Here are some more thoughts on various topics. Bottom line
is we should stay on our toes, but I think we'll be OK for
the foreseeable future.
This isn't so much just PyMC3, of course --- there are lots of
other packages out there with functionality very much overlapping
Stan's (BUGS, JAGS, Laplace's Demon, Church and its progeny,
Figaro, emcee, NONMEM, GPstuff, lme4, NIMBLE, INLA, etc. etc.).
METAPROGRAMMING
The key drawback for Stan is that we can't do any
metaprogramming relative to the Stan object language because
the Stan program itself isn't an object.
I'm genuinely curious what people would use it for.
I think this is an area that's really worth exploring.
It really struck me looking at Jeromy Anglin's workflow
for building and comparing multiple models in JAGS. He
was reduced to cutting and pasting strings to swap in
and out priors, etc., which is pretty painful.
One thing we could do is define a graphical language within
Python and translate to Stan. Perhaps even PyMC's if it's
decent --- I don't quite understand its boundaries from
the examples. I was hoping we could piggyback on NIMBLE for
that in R.
FLEXIBILITY
Exactly what I'm trying to understand is how flexible
the PyMC modeling language is given that it's backed by
Theano. Rob was digging around in the Python source today
trying to figure out which probability functions they
support.
I have the same question about Church, etc.
HARD WORK
Learning the Stan language involves work --- a lot of work to
learn it well. I'd compare that to learning the PyMC structures
you need in Python. In the end, assuming Python competence in
users and reasonable design choices, PyMC3 should be
less work to learn.
PyMC3 is also completely in-workflow --- you don't need to call
another language and have source files for it. This is good, but
to the extent that we could define a model by a simple Python
structure, we might be able to swing something along these lines
ourselves. In which case, it'd just come down to ease of installation
and who designed the better Python interface.

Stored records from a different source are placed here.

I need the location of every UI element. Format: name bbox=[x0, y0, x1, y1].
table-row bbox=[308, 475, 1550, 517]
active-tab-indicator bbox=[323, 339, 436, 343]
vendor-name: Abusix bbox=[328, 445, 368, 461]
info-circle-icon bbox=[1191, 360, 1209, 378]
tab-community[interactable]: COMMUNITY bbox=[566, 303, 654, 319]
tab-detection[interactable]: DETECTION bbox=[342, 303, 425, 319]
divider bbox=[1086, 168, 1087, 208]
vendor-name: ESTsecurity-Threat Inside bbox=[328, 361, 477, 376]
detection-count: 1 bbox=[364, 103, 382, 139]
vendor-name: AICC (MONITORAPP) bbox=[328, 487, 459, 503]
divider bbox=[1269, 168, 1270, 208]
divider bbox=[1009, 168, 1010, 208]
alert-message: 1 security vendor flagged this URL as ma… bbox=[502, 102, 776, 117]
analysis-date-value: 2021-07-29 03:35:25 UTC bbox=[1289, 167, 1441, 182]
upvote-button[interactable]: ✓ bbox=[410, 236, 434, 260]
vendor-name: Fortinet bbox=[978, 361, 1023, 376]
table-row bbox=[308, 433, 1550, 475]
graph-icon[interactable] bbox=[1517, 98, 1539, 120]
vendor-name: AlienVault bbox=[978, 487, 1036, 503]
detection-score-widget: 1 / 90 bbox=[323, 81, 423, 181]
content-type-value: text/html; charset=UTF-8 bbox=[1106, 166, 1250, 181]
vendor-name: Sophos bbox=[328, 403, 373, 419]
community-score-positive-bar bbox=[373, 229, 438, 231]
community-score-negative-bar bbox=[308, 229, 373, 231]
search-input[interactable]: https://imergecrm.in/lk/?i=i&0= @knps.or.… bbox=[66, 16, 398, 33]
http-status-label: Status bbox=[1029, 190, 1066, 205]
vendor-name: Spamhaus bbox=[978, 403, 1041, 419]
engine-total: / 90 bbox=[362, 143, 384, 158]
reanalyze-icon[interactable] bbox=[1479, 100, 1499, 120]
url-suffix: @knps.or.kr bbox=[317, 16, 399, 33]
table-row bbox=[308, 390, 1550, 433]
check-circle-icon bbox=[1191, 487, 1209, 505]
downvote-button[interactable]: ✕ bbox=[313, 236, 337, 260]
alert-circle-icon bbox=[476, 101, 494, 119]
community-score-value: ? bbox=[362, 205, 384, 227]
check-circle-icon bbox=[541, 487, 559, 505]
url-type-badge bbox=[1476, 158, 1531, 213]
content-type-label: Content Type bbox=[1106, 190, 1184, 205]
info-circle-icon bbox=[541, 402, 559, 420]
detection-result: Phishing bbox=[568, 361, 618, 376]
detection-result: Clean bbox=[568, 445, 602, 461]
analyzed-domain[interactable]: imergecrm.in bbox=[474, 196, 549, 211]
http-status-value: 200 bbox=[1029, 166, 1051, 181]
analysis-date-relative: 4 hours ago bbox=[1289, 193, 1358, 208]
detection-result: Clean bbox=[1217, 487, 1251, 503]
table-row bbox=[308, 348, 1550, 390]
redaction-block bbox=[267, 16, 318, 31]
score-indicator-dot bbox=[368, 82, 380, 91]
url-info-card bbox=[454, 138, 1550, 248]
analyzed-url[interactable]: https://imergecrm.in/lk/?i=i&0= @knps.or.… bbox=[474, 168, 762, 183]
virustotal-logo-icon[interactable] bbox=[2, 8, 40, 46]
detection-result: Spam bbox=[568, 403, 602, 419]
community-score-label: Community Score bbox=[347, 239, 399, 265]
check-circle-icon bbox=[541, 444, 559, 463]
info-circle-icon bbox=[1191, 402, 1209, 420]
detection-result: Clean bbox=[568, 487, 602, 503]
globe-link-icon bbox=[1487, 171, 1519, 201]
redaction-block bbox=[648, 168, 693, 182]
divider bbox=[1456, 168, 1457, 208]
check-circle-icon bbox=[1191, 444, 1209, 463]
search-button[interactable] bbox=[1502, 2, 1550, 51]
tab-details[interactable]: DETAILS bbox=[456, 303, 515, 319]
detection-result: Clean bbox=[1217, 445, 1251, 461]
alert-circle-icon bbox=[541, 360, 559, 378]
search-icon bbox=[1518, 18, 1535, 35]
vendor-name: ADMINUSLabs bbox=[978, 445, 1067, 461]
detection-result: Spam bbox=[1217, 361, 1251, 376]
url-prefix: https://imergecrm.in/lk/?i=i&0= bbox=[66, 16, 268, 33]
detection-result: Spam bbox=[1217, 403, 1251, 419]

From what I've seen, Stan's language is more direct for statistical
modeling, but is obviously way more limited in what it can do than
Python. We can't stop and open up the Twitter API for more data in
the middle of a run, for instance --- I'm not sure if PyMC3 would
give you that kind of control (defining a variable in the model
as doing external work or getting updated asynchronously).
SPEED
Someone should measure this. We've put a ton of effort into
our derivative speed and multivariates. It'd be interesting
to see how PyMC3 compares.
FEATURES
Also consider things like constrained variables, covariance priors,
Cholesky factors, ODE solvers, etc. These should all be possible
in something like PyMC3, but I have no idea to tell what they've
already implmented.
They certainly already have optimization, but I don't know if the
do the lm-like uncertainty estimation. Of course, that'd be pretty
easy.
PORTABILITY
Stan models are portable across R, Python, command-line, etc.
That's good from a model-building community point of view, but
sub-optimal from an infrastructure perspective and it means we
have to do a ton of work as a team to field all these interfaces (the
point of the ongoing Stan 3 design and Allen's visit was to figure out
simpler interfaces without losing any power).
The same goes for platforms. Windows is an ongoing pain, but there
are a lot of users there. R's also been restricting what we can
do, as is Python to some extent in terms of moving to C++11, updating
dependent packages, structuring interface data types, etc.
For all we know, Julia's the future and Python and R are soon-to-be
zombies! I'd rather hedge our bets on the platform choices.
- Bob